Saturday, December 29, 2018

DIÁLOGOS INTESTINOS (por Denise Marino)

(foto: Denise Marino)


Daqui a pouco o sol vai se por... E amanhã nascerá novamente, configurando esse colar monótono de dias, um após o outro. Com os anos acontece a mesma coisa e mesmo assim as pessoas criam expectativas – pensei e esperei o contra-argumento.

Porque a minha mente funciona assim, por meio do diálogo entre duas ou mais pessoas. Às vezes são três ou quatro, nem sempre educadamente; invariavelmente discordando.

Mas, na maior parte das ocasiões conseguem chegar a um acordo e a uma conclusão provisória.

E o contra-argumento veio:

– Não é verdade. Um fato ou um conjunto de fatos faz um dia ou um ano diferente do outro.

Concordei e inspirada por esse último pensamento deixei escapar para o motorista:

– Pois é, daqui a alguns dias um novo presidente vai tomar posse...

– Eu quero que ele morra! – respondeu o motorista.

A resposta me surpreendeu, pelo conteúdo e pelo tom.

Especialmente, por que, um segundo antes da pausa que engendrou as divagações sobre a monotonia da sobreposição dos dias e dos anos, o motorista e eu conversávamos, amistosamente, sobre o calor e as variadas formas de combate-lo na ausência de um ar condicionado.

Falávamos também sobre a família dele; esposa e filho de 16 anos.

O jovem senhor, com alguns fios de cabelo grisalho no cabelo e na barba, me parecia ponderado, pacífico e gentil. Até no modo de conduzir o veículo pela estrada. Que razões fariam um homem assim desejar a morte de alguém?

Creio que ele leu a interrogação no meu rosto, antes de entrar no túnel e emendou:

– Eu não gosto do Bolsonaro.

– Eu percebi – respondi sorrindo.

E acho que meu sorriso o estimulou:

– De qualquer modo ele vai morrer. A senhora vai ver: ele vai governar só dois anos e vai morrer da doença que ele tinha no intestino.

– A facada você quer dizer?

– Não! A doença que ele tinha antes. A facada só serviu para aproveitarem para tratar a doença com a cirurgia.

– Então você acha que a facada foi encenação?

– Não, foi verdade, mas foi sorte, entendeu?

– Putz! Deus me livre de uma sorte dessas – sorri novamente, e perguntei: – se ele estava doente não poderia se tratar? Por que teria que esperar a facada?

– Aaaah a senhora não sabe...em política é tudo complicado, são muitos interesses. Lembra do Tancredo Neves? Falaram que era doença, mas foi a oposição que matou ele.

Não pude ouvir o restante das teorias do motorista porque a assembleia recomeçou em minha cabeça.

– Eu não disse? Um dia atrás do outro: foi golpe, foi condenado sem provas... – ressaltou o primeiro antagonista.

– O Brasil vai virar uma Venezuela... – retrucou o segundo.
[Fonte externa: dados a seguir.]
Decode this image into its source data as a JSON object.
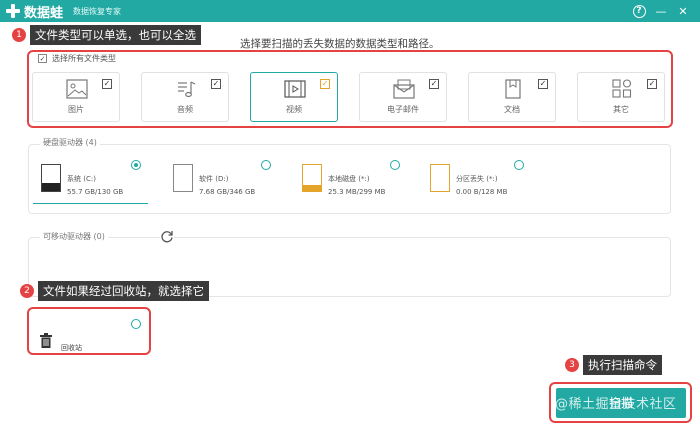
{
  "app": {
    "name": "数据蛙",
    "subtitle": "数据恢复专家",
    "help_icon": "question-circle-icon",
    "minimize_icon": "minimize-icon",
    "close_icon": "close-icon",
    "help_glyph": "?",
    "minimize_glyph": "—",
    "close_glyph": "✕"
  },
  "annotations": [
    {
      "number": "1",
      "text": "文件类型可以单选，也可以全选"
    },
    {
      "number": "2",
      "text": "文件如果经过回收站，就选择它"
    },
    {
      "number": "3",
      "text": "执行扫描命令"
    }
  ],
  "prompt": "选择要扫描的丢失数据的数据类型和路径。",
  "file_types": {
    "select_all_label": "选择所有文件类型",
    "select_all_checked": true,
    "items": [
      {
        "label": "图片",
        "icon": "image-icon",
        "checked": true
      },
      {
        "label": "音频",
        "icon": "music-icon",
        "checked": true
      },
      {
        "label": "视频",
        "icon": "video-icon",
        "checked": true,
        "selected": true
      },
      {
        "label": "电子邮件",
        "icon": "email-icon",
        "checked": true
      },
      {
        "label": "文档",
        "icon": "document-icon",
        "checked": true
      },
      {
        "label": "其它",
        "icon": "other-icon",
        "checked": true
      }
    ]
  },
  "hard_drives": {
    "title": "硬盘驱动器 (4)",
    "items": [
      {
        "name": "系统 (C:)",
        "size": "55.7 GB/130 GB",
        "selected": true,
        "icon": "system-drive-icon"
      },
      {
        "name": "软件 (D:)",
        "size": "7.68 GB/346 GB",
        "selected": false,
        "icon": "drive-icon"
      },
      {
        "name": "本地磁盘 (*:)",
        "size": "25.3 MB/299 MB",
        "selected": false,
        "icon": "drive-icon"
      },
      {
        "name": "分区丢失 (*:)",
        "size": "0.00  B/128 MB",
        "selected": false,
        "icon": "drive-icon"
      }
    ]
  },
  "removable_drives": {
    "title": "可移动驱动器 (0)",
    "refresh_icon": "refresh-icon"
  },
  "recycle_bin": {
    "label": "回收站",
    "icon": "trash-icon"
  },
  "scan_button": {
    "label": "扫描"
  },
  "watermark": "@稀土掘金技术社区",
  "colors": {
    "brand": "#22a9a3",
    "annotation_red": "#e54343",
    "tip_dark": "#3a3a3a",
    "drive_orange": "#e5a52a"
  }
}
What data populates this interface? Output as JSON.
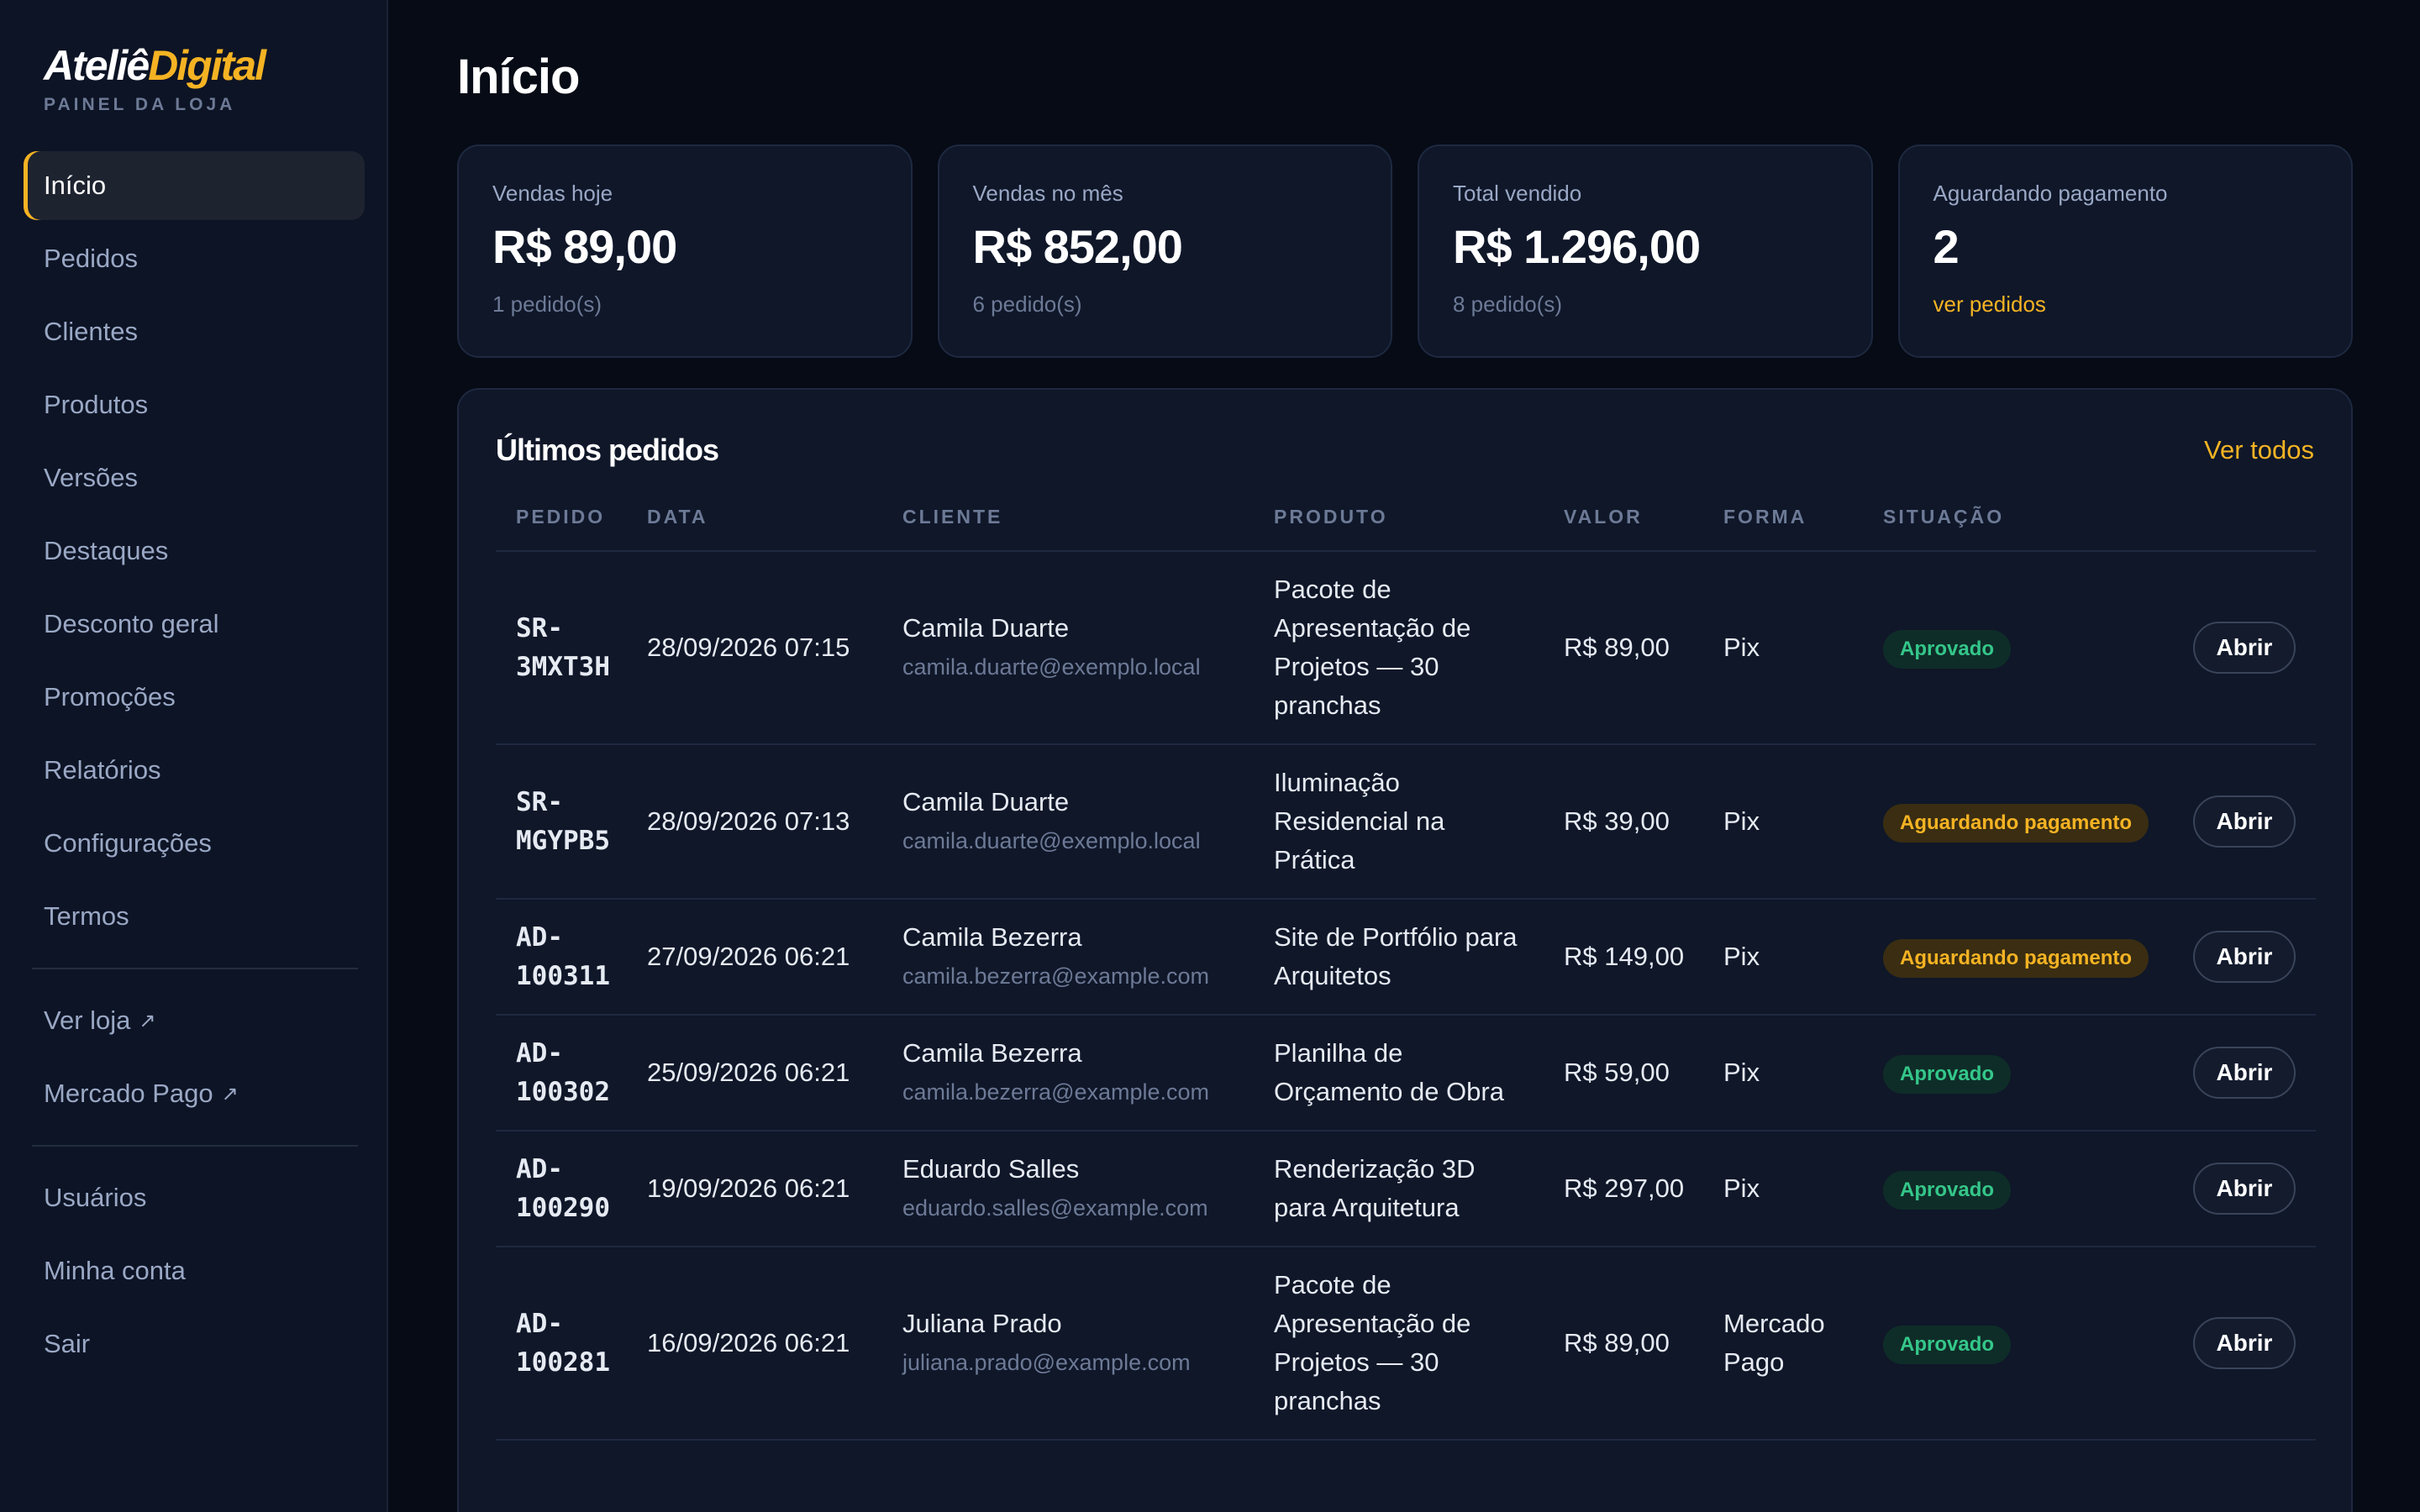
{
  "brand": {
    "name_part1": "Ateliê",
    "name_part2": "Digital",
    "subtitle": "PAINEL DA LOJA"
  },
  "sidebar": {
    "items": [
      {
        "label": "Início",
        "active": true
      },
      {
        "label": "Pedidos"
      },
      {
        "label": "Clientes"
      },
      {
        "label": "Produtos"
      },
      {
        "label": "Versões"
      },
      {
        "label": "Destaques"
      },
      {
        "label": "Desconto geral"
      },
      {
        "label": "Promoções"
      },
      {
        "label": "Relatórios"
      },
      {
        "label": "Configurações"
      },
      {
        "label": "Termos"
      }
    ],
    "external": [
      {
        "label": "Ver loja",
        "icon": "external-link-icon",
        "glyph": "↗"
      },
      {
        "label": "Mercado Pago",
        "icon": "external-link-icon",
        "glyph": "↗"
      }
    ],
    "account": [
      {
        "label": "Usuários"
      },
      {
        "label": "Minha conta"
      },
      {
        "label": "Sair"
      }
    ]
  },
  "page": {
    "title": "Início"
  },
  "stats": [
    {
      "label": "Vendas hoje",
      "value": "R$ 89,00",
      "sub": "1 pedido(s)"
    },
    {
      "label": "Vendas no mês",
      "value": "R$ 852,00",
      "sub": "6 pedido(s)"
    },
    {
      "label": "Total vendido",
      "value": "R$ 1.296,00",
      "sub": "8 pedido(s)"
    },
    {
      "label": "Aguardando pagamento",
      "value": "2",
      "sub": "ver pedidos"
    }
  ],
  "orders": {
    "title": "Últimos pedidos",
    "view_all": "Ver todos",
    "columns": [
      "PEDIDO",
      "DATA",
      "CLIENTE",
      "PRODUTO",
      "VALOR",
      "FORMA",
      "SITUAÇÃO"
    ],
    "rows": [
      {
        "id": "SR-3MXT3H",
        "date": "28/09/2026 07:15",
        "name": "Camila Duarte",
        "email": "camila.duarte@exemplo.local",
        "product": "Pacote de Apresentação de Projetos — 30 pranchas",
        "value": "R$ 89,00",
        "method": "Pix",
        "status": "Aprovado",
        "action": "Abrir"
      },
      {
        "id": "SR-MGYPB5",
        "date": "28/09/2026 07:13",
        "name": "Camila Duarte",
        "email": "camila.duarte@exemplo.local",
        "product": "Iluminação Residencial na Prática",
        "value": "R$ 39,00",
        "method": "Pix",
        "status": "Aguardando pagamento",
        "action": "Abrir"
      },
      {
        "id": "AD-100311",
        "date": "27/09/2026 06:21",
        "name": "Camila Bezerra",
        "email": "camila.bezerra@example.com",
        "product": "Site de Portfólio para Arquitetos",
        "value": "R$ 149,00",
        "method": "Pix",
        "status": "Aguardando pagamento",
        "action": "Abrir"
      },
      {
        "id": "AD-100302",
        "date": "25/09/2026 06:21",
        "name": "Camila Bezerra",
        "email": "camila.bezerra@example.com",
        "product": "Planilha de Orçamento de Obra",
        "value": "R$ 59,00",
        "method": "Pix",
        "status": "Aprovado",
        "action": "Abrir"
      },
      {
        "id": "AD-100290",
        "date": "19/09/2026 06:21",
        "name": "Eduardo Salles",
        "email": "eduardo.salles@example.com",
        "product": "Renderização 3D para Arquitetura",
        "value": "R$ 297,00",
        "method": "Pix",
        "status": "Aprovado",
        "action": "Abrir"
      },
      {
        "id": "AD-100281",
        "date": "16/09/2026 06:21",
        "name": "Juliana Prado",
        "email": "juliana.prado@example.com",
        "product": "Pacote de Apresentação de Projetos — 30 pranchas",
        "value": "R$ 89,00",
        "method": "Mercado Pago",
        "status": "Aprovado",
        "action": "Abrir"
      }
    ]
  },
  "colors": {
    "accent": "#f5b323",
    "approved": "#34c78a",
    "background": "#060b16",
    "card": "#0f1729",
    "sidebar": "#0d1425"
  }
}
– Eu também já ouvi gente dizendo que gostaria de ver a Dilma e o Lula mortos – ponderou o terceiro.

– Não seria melhor que cada um pagasse pelos seus erros ou crimes, simplesmente? – refletiu o quarto antagonista.

E todos se calaram em assentimento.

No Brasil, as elites relegaram a política a profundezas tão ilegalmente obscuras, repletas de becos e labirintos disfarçados que, para tentar entende-la o povo se especializou em teorias da conspiração e reações passionais.

A elites sorriem satisfeitas, pois, essas ruelas tortuosas se estendem em círculos que afastam o povo, cada vez mais, do Castelo dos usurpadores onde se tramam as mamatas.

Nos quilômetros seguintes, não ouvi mais nada. Me dediquei a observar a estrada que liga com clareza dois pontos equidistantes, apesar de algumas curvas que possam existir no caminho.



Meu nome é Denise Mattos Marino, mas fui sintetizada: Denise Marino ou, simplesmente, Dê, acompanhada ou não do Marino. Sou historiadora e professora de história. Atualmente aposentada – fui mais rápida que a reforma. Mas ainda levo para os meus aposentos a curiosidade, o “só sei que nada sei” e a vontade de ensinar. Ah! Sou libriana.